Thank you for being an investor!
// Team Protean
Divine discontent
During January we won an award for Protean Small Cap. Sweden’s oldest savings and business magazine Privata Affärer recognized our performance and during a big ceremony Protean Small Cap was crowned Challenger of the Year.
In one sense it is very gratifying that the good 2024 performance is recognized. In another sense, reflecting too much on past performance risks leading to complacency. “Look how great we are, we even won a prize!”.
My hero David Ogilvy had a great saying on this (and I’m probably butchering it, but you get the gist): You should always operate with a divine discontent, because it’s an antidote to smugness.
In the past month Protean Funds have featured in various articles, a leading podcast and a few TV-studios. It has been a conscious choice, because we want to raise awareness of Protean ahead of the launch of our third fund. A fund that, contrary to the specialized niche-funds we currently operate, aim at the mass market. Also, since the third fund will have Very Low Fees (less than half of the average active fund) and cut the fee further the bigger the fund gets, the fund will get better the more it grows. It needs scale to share the benefits.
Let me tell you one thing about featuring in media: it’s exhausting. Every minute spent talking about how you are doing things is a minute not spent doing things. And it’s weird. What sounded so good inside one’s head, can be interpreted wildly differently by the listener. Offering views on individual stocks also comes with a drawback: you risk being completely wrong. In public. Example: we elaborated on a handful of cases in the widely followed podcast “Börspodden”. Only days after the episode was released, one of them (Coor) saw fit to issue a material profit warning and promptly dropped 15%. Cue hair-pulling and relentless social media snickering. Thankfully, some of the others we talked about hit the mark (Hexagon and Getinge). Coor was a moderate negative contributor for us this month, thankfully, and both funds managed more than acceptable returns.

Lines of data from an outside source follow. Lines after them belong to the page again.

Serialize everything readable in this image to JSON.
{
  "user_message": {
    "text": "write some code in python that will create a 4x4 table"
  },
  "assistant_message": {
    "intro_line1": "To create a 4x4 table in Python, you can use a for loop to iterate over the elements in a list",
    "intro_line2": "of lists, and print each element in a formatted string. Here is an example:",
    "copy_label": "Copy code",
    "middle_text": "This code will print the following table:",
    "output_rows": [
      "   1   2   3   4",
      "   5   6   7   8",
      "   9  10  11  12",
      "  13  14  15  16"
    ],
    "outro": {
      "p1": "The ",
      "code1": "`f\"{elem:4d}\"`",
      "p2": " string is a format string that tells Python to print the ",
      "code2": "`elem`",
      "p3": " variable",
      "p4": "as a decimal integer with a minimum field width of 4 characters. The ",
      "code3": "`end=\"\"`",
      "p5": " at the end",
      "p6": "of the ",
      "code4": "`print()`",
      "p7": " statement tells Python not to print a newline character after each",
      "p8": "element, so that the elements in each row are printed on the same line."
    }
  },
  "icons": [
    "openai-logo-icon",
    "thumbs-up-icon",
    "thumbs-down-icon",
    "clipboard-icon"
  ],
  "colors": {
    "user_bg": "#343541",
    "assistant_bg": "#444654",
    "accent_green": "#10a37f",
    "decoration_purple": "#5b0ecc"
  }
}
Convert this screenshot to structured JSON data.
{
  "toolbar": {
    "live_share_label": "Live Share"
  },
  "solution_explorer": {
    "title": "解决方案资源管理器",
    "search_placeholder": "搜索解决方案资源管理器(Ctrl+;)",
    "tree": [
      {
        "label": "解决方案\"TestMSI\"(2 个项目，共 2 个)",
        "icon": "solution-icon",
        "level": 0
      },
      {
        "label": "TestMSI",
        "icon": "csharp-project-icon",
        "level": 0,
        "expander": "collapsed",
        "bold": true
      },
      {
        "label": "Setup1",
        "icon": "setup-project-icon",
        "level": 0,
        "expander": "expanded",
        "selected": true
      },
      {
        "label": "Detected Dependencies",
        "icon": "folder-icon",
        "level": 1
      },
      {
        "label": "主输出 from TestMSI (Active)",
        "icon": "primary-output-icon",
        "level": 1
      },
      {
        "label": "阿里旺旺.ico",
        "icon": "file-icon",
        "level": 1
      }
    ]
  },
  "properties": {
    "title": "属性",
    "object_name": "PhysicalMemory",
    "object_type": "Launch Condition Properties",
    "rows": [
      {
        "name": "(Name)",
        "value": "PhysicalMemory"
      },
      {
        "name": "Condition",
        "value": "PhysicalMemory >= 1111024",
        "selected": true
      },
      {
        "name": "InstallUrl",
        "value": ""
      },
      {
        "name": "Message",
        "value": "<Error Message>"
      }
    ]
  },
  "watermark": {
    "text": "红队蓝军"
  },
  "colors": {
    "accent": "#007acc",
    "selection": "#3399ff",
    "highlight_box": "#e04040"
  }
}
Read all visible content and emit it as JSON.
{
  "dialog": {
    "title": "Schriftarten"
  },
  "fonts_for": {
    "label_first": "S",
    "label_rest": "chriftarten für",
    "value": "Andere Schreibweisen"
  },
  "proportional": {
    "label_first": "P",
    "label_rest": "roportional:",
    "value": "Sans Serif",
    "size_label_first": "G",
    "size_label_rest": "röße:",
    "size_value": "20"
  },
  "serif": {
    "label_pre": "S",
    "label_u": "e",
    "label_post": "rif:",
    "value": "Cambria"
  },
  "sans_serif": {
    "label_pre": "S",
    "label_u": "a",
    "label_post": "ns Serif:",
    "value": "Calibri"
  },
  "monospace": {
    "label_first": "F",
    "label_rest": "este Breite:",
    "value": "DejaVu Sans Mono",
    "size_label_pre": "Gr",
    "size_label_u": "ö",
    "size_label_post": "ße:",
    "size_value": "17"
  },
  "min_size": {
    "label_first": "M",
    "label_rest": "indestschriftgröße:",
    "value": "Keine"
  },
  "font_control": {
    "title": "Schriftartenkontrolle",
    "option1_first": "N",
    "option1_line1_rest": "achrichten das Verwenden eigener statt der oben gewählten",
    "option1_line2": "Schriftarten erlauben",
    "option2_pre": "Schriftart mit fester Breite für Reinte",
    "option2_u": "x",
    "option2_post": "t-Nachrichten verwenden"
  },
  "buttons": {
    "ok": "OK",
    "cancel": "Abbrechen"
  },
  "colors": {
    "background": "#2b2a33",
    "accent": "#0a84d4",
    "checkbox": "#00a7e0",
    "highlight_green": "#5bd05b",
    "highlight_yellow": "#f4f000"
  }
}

There is a thin line to walk between raising awareness and selling. There are many tiny funds that have good performance but close because of lack of scale. At the same time, there are several really massive funds that have mediocre-to-terrible performance but manage to raise assets through aggressive marketing and being available to media all hours of the day. Simply thinking that decent performance will scale your business is naïve. As a start-up, we are dependent on getting the word out. But we’re acutely aware how exaggerated exposure and attention risks we start believing we’re the greatest stock pickers around (we’re not).
We have an internal trick we’ve been using since day one to remain sober and vigilant: every month end we zero all performance figures. Our sheets are blank when the month starts. Previous outperformance is irrelevant, it’s a new month, a new game. We have seen the complacency that comes from “we’re 500bps ahead of benchmark this year, we can cruise”.
Zeroing performance is a small feature, but it helps keep the divine discontent alive and kicking. No resting on old laurels: new month, new playing field.
What’s around the corner?
Played as a short-to-medium-term game, investing is about gauging expectations. What’s priced in? What are consensus expectations going forward? If you can decipher that, and in addition be moderately right on fundamentals, you have an embryo of decent performance. Price matters because it tells you something about what’s expected.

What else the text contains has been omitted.